Video Transcript
Find the area of an equilateral triangle with a side length of three centimeters, giving the answer in an exact form.
Let’s begin by sketching the equilateral triangle in this question. As the triangle is equilateral, all three of its sides are the same length. And we’re told in the question that this length is three centimeters. We’re asked to find the area of this triangle, which usually we may do using the formula area equals base multiplied by height over two. We aren’t given the perpendicular height of this triangle though. And although it would be possible to work it out, let’s consider an alternative method for finding the area of any triangle.
We recall that the trigonometric formula for the area of a triangle 𝐴𝐵𝐶, in which the uppercase letters 𝐴, 𝐵, and 𝐶 represent the vertices of the triangle and the lowercase letters 𝑎, 𝑏, and 𝑐 represent the three opposite side lengths, is area is equal to one-half 𝑎𝑏 sin 𝐶. Here, 𝑎 and 𝑏 represent the lengths of any two sides in the triangle and capital 𝐶 represents the measure of their included angle. That’s the angle between the two sides whose lengths we know. We don’t need to be overly concerned about the letters 𝑎, 𝑏, and 𝑐. We can use any two side lengths in the triangle and the measure of their included angle.

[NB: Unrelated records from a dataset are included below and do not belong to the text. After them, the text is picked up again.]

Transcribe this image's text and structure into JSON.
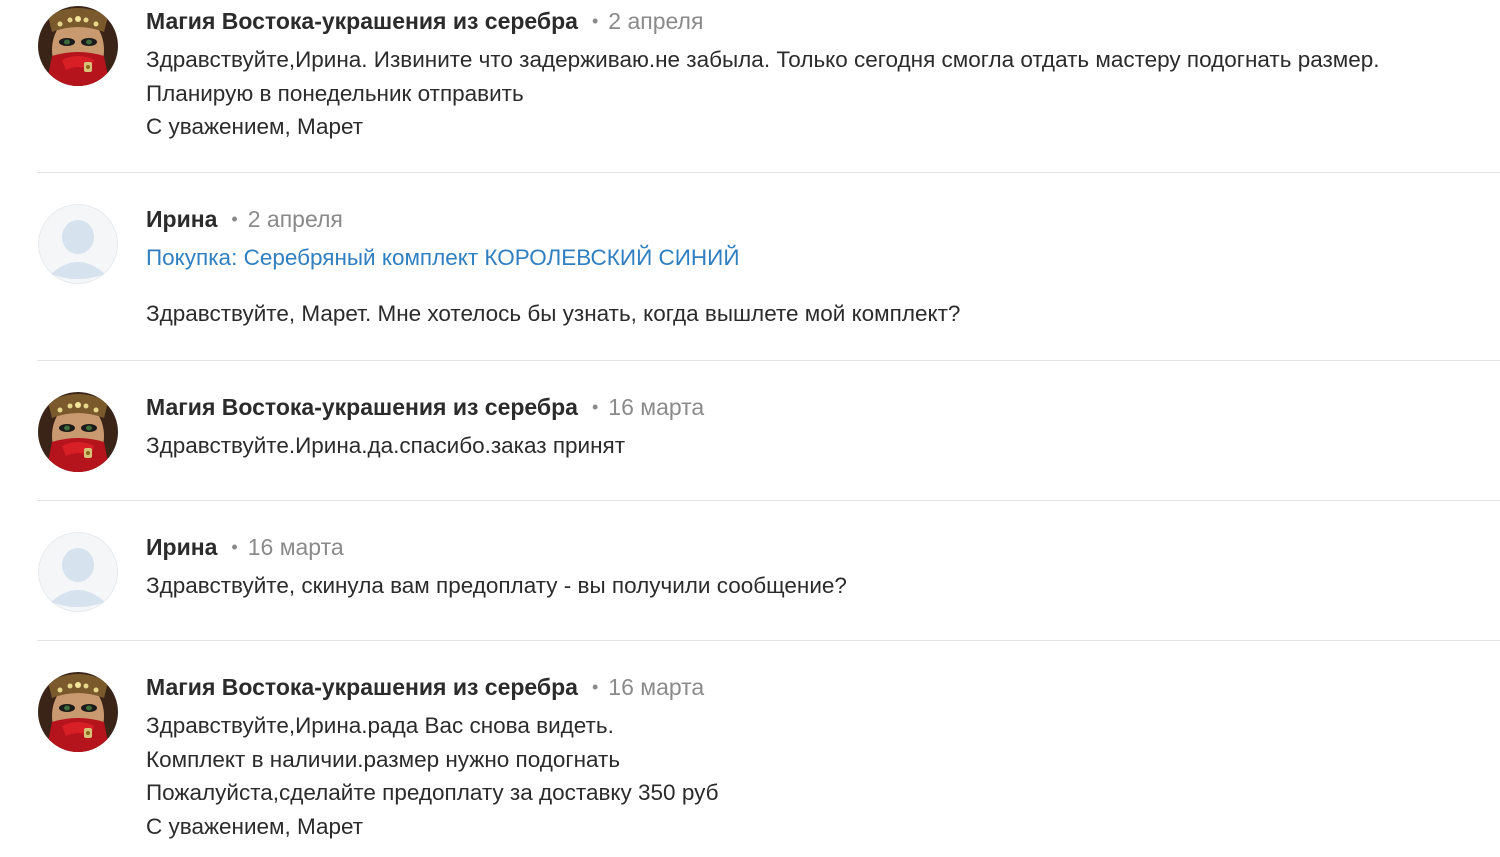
{
  "messages": [
    {
      "author": "Магия Востока-украшения из серебра",
      "separator": "•",
      "date": "2 апреля",
      "avatar": "seller-avatar",
      "lines": [
        "Здравствуйте,Ирина. Извините что задерживаю.не забыла. Только сегодня смогла отдать мастеру подогнать размер.",
        "Планирую в понедельник отправить",
        "С уважением, Марет"
      ]
    },
    {
      "author": "Ирина",
      "separator": "•",
      "date": "2 апреля",
      "avatar": "default-user-avatar",
      "purchase": "Покупка: Серебряный комплект КОРОЛЕВСКИЙ СИНИЙ",
      "lines": [
        "Здравствуйте, Марет. Мне хотелось бы узнать, когда вышлете мой комплект?"
      ]
    },
    {
      "author": "Магия Востока-украшения из серебра",
      "separator": "•",
      "date": "16 марта",
      "avatar": "seller-avatar",
      "lines": [
        "Здравствуйте.Ирина.да.спасибо.заказ принят"
      ]
    },
    {
      "author": "Ирина",
      "separator": "•",
      "date": "16 марта",
      "avatar": "default-user-avatar",
      "lines": [
        "Здравствуйте, скинула вам предоплату - вы получили сообщение?"
      ]
    },
    {
      "author": "Магия Востока-украшения из серебра",
      "separator": "•",
      "date": "16 марта",
      "avatar": "seller-avatar",
      "lines": [
        "Здравствуйте,Ирина.рада Вас снова видеть.",
        "Комплект в наличии.размер нужно подогнать",
        "Пожалуйста,сделайте предоплату за доставку 350 руб",
        "С уважением, Марет"
      ]
    }
  ],
  "colors": {
    "text": "#2b2b2b",
    "muted": "#8a8a8a",
    "link": "#2f7fc1",
    "divider": "#e3e3e3",
    "default_avatar_bg": "#f4f6f8",
    "default_avatar_figure": "#d6e2ee"
  }
}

Returning to this problem, in which we have an equilateral triangle, we know the lengths of all three sides. They’re each three centimeters. We haven’t been given the measures of the angles. But in fact because this triangle is equilateral, the measures of all three angles are the same. They’re each one-third of 180 degrees, which is 60 degrees.
It doesn’t matter at all which two sides we use. But for the sake of argument, let’s suppose we’re using the two sides marked in orange and their included angle of 60 degrees. Substituting three for the values of both 𝑎 and 𝑏 and 60 degrees for the value of the angle 𝐶, we have that the area of this triangle is one-half multiplied by three multiplied by three multiplied by sin of 60 degrees. That’s nine over two multiplied by sin of 60 degrees.
Now, the question asks us to give our answer in an exact form. So at this point, we should recall that 60 degrees is one of the special angles for which the sine, cosine, and tangent ratios can be expressed exactly in terms of fractions and surds. sin of 60 degrees is exactly equal to the square root of three over two. And so we can substitute this value for sin of 60 degrees to give an exact answer. We have nine over two multiplied by root three over two, which simplifies to nine root three over four. Equivalently, we can write this as nine over four multiplied by root three, and the units for this area will be square centimeters.
So, by recalling the trigonometric formula for the area of a triangle, we found that the area of an equilateral triangle with a side length of three centimeters in exact form is nine over four root three square centimeters.